Ruptured or Burst Eardrum

Eardrums are thin membranes inside the ear that vibrate when sound hits them. Because they’re quite delicate, they burst or rupture relatively easily when foreign bodies are pushed into the ear, through sudden loud noises, or ear infections. A burst eardrum is painful and you may see some discharge with blood. If you suspect a burst eardrum, keep the ear clean by placing sterile cotton over the outside and go to the nearest emergency room for medical help. Never push cotton swabs into the ear to try to clean it, or pour liquid inside.

Drainage from the Ear

Any drainage from the ear could become an ear emergency and should be left alone until go to the ER location near you for medical help. Cover the ear on the outside with a dressing taped loosely into place, and lie the patient down with the affected ear under their head so it can drain freely. Don’t try to block the drainage or clean it yourself, and don’t try to remove foreign objects as you could accidentally push them deeper.

Ear Infections

Both adults and children can get ear infections. These are mostly in the middle ear where germs from the nose and throat can become trapped. Colds and flu can make the Eustachian tubes swell or block up, causing earache. Babies and young children are more susceptible since their tubes are smaller.

Sometimes, a build-up of fluid can cause the eardrum to burst, in which case you’ll notice fluid coming out. It’s normally not serious and actually helps earache disappear as pressure is relieved. The eardrum will usually heal by itself. Other times, children complain of earache when the fluid backs up but doesn’t become infected. They may complain their ears feel “bunged up” and they may have trouble hearing. It can take a few weeks for all the fluid to drain away inside the ear, with hearing returning to normal afterward.

If necessary, your doctor will give antibiotics, although normally ear infections clear up without prescribed medication.

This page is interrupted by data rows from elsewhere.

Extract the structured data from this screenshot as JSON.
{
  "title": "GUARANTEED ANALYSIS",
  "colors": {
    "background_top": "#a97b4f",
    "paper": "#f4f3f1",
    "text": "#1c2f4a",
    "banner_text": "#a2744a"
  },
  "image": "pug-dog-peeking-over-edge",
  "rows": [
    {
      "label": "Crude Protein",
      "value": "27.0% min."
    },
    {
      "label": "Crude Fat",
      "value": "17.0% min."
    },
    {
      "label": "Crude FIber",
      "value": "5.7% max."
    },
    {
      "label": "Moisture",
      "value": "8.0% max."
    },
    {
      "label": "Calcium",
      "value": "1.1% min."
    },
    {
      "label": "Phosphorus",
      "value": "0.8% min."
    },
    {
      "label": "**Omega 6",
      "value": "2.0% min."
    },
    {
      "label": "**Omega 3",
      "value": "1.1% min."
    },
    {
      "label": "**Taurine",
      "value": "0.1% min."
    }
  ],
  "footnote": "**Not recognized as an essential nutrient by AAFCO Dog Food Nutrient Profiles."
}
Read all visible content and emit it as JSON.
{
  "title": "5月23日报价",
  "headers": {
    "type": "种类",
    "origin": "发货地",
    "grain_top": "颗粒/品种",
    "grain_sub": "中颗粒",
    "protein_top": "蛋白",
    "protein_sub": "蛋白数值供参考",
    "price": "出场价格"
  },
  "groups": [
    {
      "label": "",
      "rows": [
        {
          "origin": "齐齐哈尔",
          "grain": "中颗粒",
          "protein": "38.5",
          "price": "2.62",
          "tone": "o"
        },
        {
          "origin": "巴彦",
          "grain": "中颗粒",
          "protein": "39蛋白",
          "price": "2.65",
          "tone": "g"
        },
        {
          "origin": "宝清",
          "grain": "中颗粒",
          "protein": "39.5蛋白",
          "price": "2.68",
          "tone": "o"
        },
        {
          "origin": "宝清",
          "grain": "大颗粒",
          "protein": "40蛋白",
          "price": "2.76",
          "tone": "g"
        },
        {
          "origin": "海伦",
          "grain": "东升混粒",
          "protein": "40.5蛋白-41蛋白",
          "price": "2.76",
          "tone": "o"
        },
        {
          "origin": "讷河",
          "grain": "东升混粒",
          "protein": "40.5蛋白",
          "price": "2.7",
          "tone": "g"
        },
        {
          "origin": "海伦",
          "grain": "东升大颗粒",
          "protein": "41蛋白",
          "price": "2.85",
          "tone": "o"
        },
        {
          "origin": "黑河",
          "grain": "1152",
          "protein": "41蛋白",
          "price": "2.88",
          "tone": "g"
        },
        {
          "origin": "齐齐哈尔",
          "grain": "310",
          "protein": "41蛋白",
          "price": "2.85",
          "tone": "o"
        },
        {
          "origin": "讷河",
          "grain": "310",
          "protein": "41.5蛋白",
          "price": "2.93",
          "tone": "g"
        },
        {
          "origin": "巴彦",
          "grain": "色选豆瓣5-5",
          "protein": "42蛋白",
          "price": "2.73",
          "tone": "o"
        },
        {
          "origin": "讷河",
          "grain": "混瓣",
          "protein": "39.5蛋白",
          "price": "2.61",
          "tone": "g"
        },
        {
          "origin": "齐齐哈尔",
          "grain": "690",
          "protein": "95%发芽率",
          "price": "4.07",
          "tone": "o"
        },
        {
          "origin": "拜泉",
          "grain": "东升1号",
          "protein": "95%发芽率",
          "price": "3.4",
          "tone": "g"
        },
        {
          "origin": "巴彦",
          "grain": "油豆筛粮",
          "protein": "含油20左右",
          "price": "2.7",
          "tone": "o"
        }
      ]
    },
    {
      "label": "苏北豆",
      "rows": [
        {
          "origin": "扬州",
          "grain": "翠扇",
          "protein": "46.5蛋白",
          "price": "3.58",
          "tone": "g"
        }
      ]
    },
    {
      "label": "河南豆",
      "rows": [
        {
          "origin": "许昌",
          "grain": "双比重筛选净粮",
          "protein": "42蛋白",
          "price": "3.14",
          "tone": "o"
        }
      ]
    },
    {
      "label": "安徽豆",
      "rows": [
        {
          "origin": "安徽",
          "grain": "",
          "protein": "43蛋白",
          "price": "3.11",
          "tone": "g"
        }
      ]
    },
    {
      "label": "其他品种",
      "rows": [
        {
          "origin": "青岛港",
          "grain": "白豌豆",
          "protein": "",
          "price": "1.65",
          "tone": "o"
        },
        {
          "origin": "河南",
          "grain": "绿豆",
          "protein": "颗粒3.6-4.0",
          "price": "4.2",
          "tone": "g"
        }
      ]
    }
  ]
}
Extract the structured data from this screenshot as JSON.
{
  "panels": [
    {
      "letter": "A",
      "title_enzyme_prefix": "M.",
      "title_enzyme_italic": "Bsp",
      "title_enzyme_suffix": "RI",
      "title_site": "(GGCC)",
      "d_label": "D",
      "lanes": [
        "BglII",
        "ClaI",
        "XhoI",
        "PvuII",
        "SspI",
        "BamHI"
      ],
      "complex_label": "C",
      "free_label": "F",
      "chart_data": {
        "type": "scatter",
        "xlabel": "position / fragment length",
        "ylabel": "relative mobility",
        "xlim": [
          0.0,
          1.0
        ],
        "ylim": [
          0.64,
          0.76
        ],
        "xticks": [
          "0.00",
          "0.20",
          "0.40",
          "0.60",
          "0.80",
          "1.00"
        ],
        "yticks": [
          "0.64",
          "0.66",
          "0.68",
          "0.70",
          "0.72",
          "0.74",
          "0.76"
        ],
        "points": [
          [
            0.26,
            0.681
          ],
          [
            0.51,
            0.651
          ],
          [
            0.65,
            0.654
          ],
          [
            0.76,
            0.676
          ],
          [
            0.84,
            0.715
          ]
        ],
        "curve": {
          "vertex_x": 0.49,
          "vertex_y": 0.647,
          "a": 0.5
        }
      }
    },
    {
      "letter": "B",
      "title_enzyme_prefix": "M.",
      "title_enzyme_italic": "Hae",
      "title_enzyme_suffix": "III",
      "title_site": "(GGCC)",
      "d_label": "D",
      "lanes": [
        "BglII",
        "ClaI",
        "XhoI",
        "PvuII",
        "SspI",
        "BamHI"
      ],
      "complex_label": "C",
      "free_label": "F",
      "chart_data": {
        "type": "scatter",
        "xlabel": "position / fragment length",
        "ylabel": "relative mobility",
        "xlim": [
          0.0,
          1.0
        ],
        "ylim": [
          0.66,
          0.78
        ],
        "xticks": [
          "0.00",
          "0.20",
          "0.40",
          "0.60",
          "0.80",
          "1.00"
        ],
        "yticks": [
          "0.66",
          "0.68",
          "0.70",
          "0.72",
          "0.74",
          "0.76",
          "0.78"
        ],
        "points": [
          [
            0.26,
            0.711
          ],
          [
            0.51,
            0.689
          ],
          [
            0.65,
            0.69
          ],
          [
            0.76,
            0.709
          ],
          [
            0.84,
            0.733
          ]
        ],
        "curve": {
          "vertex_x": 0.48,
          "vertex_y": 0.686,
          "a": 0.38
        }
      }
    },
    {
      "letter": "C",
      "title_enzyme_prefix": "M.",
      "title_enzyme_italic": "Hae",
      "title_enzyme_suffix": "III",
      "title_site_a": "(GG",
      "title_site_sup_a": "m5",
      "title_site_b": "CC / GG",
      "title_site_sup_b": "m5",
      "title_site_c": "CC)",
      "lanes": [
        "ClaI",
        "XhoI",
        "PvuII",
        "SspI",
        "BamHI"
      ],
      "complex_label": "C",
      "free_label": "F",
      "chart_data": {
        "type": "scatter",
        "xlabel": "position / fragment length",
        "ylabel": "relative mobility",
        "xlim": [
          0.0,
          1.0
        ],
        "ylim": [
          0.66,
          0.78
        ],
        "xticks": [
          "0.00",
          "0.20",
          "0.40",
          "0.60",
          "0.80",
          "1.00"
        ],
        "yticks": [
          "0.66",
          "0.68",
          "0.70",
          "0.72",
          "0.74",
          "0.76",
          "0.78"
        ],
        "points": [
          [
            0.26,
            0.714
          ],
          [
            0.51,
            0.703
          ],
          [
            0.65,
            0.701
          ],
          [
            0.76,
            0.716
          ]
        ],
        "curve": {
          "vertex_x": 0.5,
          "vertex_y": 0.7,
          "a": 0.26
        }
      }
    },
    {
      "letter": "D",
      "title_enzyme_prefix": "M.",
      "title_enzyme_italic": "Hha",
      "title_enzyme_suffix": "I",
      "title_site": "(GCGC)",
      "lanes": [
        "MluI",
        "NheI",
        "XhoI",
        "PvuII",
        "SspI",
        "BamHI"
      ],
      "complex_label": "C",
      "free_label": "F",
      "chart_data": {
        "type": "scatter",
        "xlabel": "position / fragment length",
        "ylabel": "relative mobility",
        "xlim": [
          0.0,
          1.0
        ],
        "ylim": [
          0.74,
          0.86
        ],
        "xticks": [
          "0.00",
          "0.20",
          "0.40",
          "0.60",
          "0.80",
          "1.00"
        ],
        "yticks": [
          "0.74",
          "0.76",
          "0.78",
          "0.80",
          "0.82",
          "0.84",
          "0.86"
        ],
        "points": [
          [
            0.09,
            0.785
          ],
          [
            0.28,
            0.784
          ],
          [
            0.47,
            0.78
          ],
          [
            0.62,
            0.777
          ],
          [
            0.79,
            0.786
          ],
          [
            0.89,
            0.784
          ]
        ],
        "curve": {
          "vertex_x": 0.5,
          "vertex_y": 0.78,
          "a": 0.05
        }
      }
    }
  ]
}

Over-the-counter pain relievers are effective against pain, and a warm washcloth held against the ear can bring comfort.

Occasionally, when children suffer repeated ear infections, minor surgery is offered to insert small tubes that help.

Swimmer’s Ear

Swimmer’s Ears are ear emergencies. This affects the outer ear canal and is usually due to water staying in the ears after bathing or swimming, which irritates the delicate skin in that area. Sometimes this causes pain when chewing or opening the mouth because the ear canal swells. Antibiotics are normally needed to fight the infection.

Impacted Ear Wax

Ear emergencies come in different forms. Loss of hearing is probably the first indication of earwax that’s become impacted. It can be caused by over-vigorous ear cleaning that pushes wax further down the canal instead of cleaning it out. Wax impaction can cause pain and dizziness, but can often be treated with over-the-counter remedies. If these don’t help, see your doctor to get the excess wax flushed out.

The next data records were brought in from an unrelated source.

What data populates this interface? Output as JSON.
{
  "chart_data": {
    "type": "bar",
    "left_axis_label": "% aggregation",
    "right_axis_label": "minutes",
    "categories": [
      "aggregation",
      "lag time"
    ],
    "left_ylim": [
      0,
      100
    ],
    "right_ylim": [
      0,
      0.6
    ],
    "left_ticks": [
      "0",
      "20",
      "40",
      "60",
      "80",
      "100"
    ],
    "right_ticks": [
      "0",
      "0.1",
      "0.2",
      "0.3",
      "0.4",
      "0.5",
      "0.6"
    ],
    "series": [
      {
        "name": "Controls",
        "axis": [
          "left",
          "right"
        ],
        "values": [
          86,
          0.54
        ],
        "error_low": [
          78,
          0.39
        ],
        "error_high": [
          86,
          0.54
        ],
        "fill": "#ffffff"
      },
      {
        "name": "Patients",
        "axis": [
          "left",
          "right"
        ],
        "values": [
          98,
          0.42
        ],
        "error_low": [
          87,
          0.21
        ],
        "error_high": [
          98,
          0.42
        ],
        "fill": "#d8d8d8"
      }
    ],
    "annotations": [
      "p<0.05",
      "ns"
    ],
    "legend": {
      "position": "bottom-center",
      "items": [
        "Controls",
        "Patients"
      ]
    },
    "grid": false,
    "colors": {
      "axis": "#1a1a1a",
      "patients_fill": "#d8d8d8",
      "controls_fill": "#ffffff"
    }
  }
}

What are the symptoms of ear injuries?

Not all ear infections or mishaps need urgent care but if you experience any of the following, you should get help:

  • Ear pain (earache), which can be severe
  • Dizziness and balance problems
  • Headache
  • Hearing loss
  • Pus or bleeding from the ear
  • Tinnitus (buzzing or ringing in the ear).

What causes ear injuries?

There are several causes of ear injury and trauma, including:

  • Accidents and injuries: Trauma from a fall, car accident or contact sports can cause serious ear injuries
  • Changes in pressure: Scuba diving and flying on an airplane can lead to a perforated (ruptured) eardrum
  • Foreign objects: Inserting a pen or another object into your ear canal can damage the bones, cartilage and tissue
  • Loud noises: Eardrums can also tear due to loud noises, such as gunshots, explosions and loud music concerts. Long-term exposure to loud noise can cause permanent hearing loss

Ear injuries can range from minor to life-threatening. If you or your child has severe ear pain, bleeding ears, dizziness, or hearing loss, go to the closest emergency room for medical help. These are signs of a serious medical condition, especially after a blow to the head, fall or other accident.

To prevent an ear injury, never put anything in your ears. Wear protective headgear during contact sports. Avoid listening to music at high volumes, and wear ear protection if you’re exposed to loud noises.